On June 6, the Federal Communications Commission (FCC) unanimously approved a proposal to require the nine major broadband providers to create Border Gateway Protocol (BGP) security plans that would be filed confidentially with the FCC. These providers would also be required to file quarterly reports with the FCC to help outline their progress towards meeting the goals laid out in the plans. Smaller providers would be required to develop their own BGP security plans as well; while they will not need to be filed with the FCC, these providers would need to make their plans available to the FCC upon request.

The FCC’s official Notice of Proposed Rulemaking (NPRM) lays out the details of the FCC’s plans, which the FCC is currently seeking input on through a 30-day public comment period and further 30-day reply comment period. Once the NPRM was posted in the Federal Register on June 17 the 30-day window opened, with initial comments due by July 17.

While the R&E community is not the intended focus for this proceeding, there may be relevant implications for the community down the road as improvements in BGP security continue to play a key role in strengthening the security and reliability of the global internet and become a greater area of interest for federal agencies.

House Unveils Science and Telecommunications Funding Bill

The House Appropriations Committee unveiled its Commerce, Justice, Science, and Related Agencies bill for FY 2025 on June 25. This legislation includes funding for agencies at the Department of Commerce including the National Telecommunications and Information Administration (NTIA), the National Institute of Standards and Technology (NIST), and the National Oceanic and Atmospheric Administration (NOAA). It also includes funding for the White House Office of Science and Technology Policy (OSTP) and the National Science Foundation (NSF).

Overall, the legislation seeks a two percent cut to funding for covered agencies compared to the current funding levels for FY 2024. NTIA would be funded at $56.5 million, $2.5 million below FY 2024 levels and $10.5 million below the level in President Biden’s budget request to Congress earlier this year resulting in a four percent cut year over year. NIST would be funded at $1.4 billion, $45 million below FY 2024 and $83.5 million below the president’s budget, a three percent cut year over year. NOAA would be hit particularly hard with a nearly 11 percent cut with $5.6 billion in funding, $676 million below FY 2024 and $904 million below the president’s budget. OSTP would see a 30 percent cut down to $5.5 million in funding, $2.4 million below FY 2024 and the same amount below the president’s budget request. Finally, NSF would actually see a two percent increase to $9.25 billion, $198 million above FY 2024 though still $924 million below the level requested by President Biden.

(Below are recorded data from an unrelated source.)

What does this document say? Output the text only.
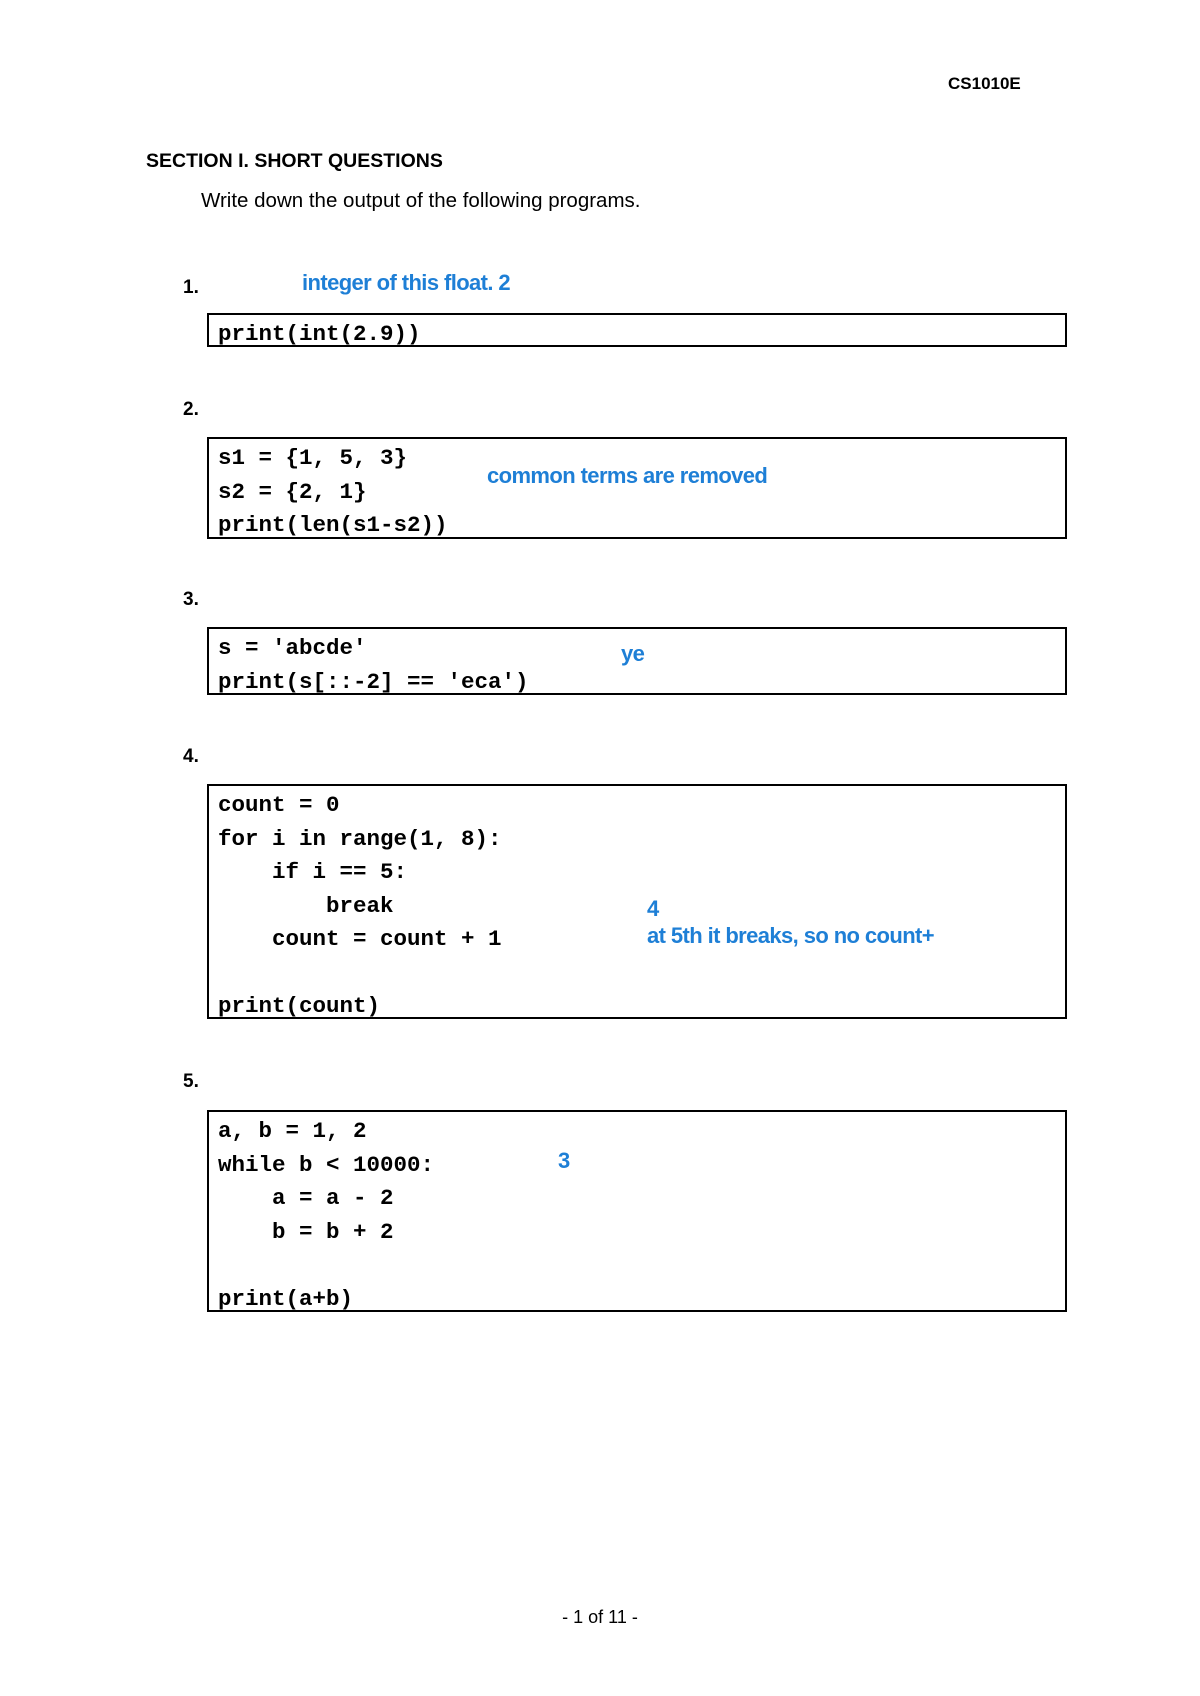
CS1010E
SECTION I. SHORT QUESTIONS
Write down the output of the following programs.
1.	integer of this float. 2
print(int(2.9))
2.
s1 = {1, 5, 3}
s2 = {2, 1}
print(len(s1-s2))
common terms are removed
3.
s = 'abcde'
print(s[::-2] == 'eca')
ye
4.
count = 0
for i in range(1, 8):
if i == 5:
break
count = count + 1
print(count)
4
at 5th it breaks, so no count+
5.
a, b = 1, 2
while b < 10000:
a = a - 2
b = b + 2
print(a+b)
3
- 1 of 11 -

Based on these proposed cuts, federal agencies and offices overseeing scientific and telecommunications activities would be significantly impacted. Such cuts might lead to reductions in staff and interruptions or changes to programs operated by these parts of the federal government. However, this legislation still requires several more layers of approval and negotiation before it has a chance of becoming law and these numbers are likely to change. While the White House and the Senate may ultimately agree to making some cuts to these agencies and offices, they are unlikely to be this severe. The House, Senate, and the Biden Administration have until the beginning of FY 2025 on October 1, 2024 to find a path forward or reach an agreement on an extension of funding to keep government operations running smoothly.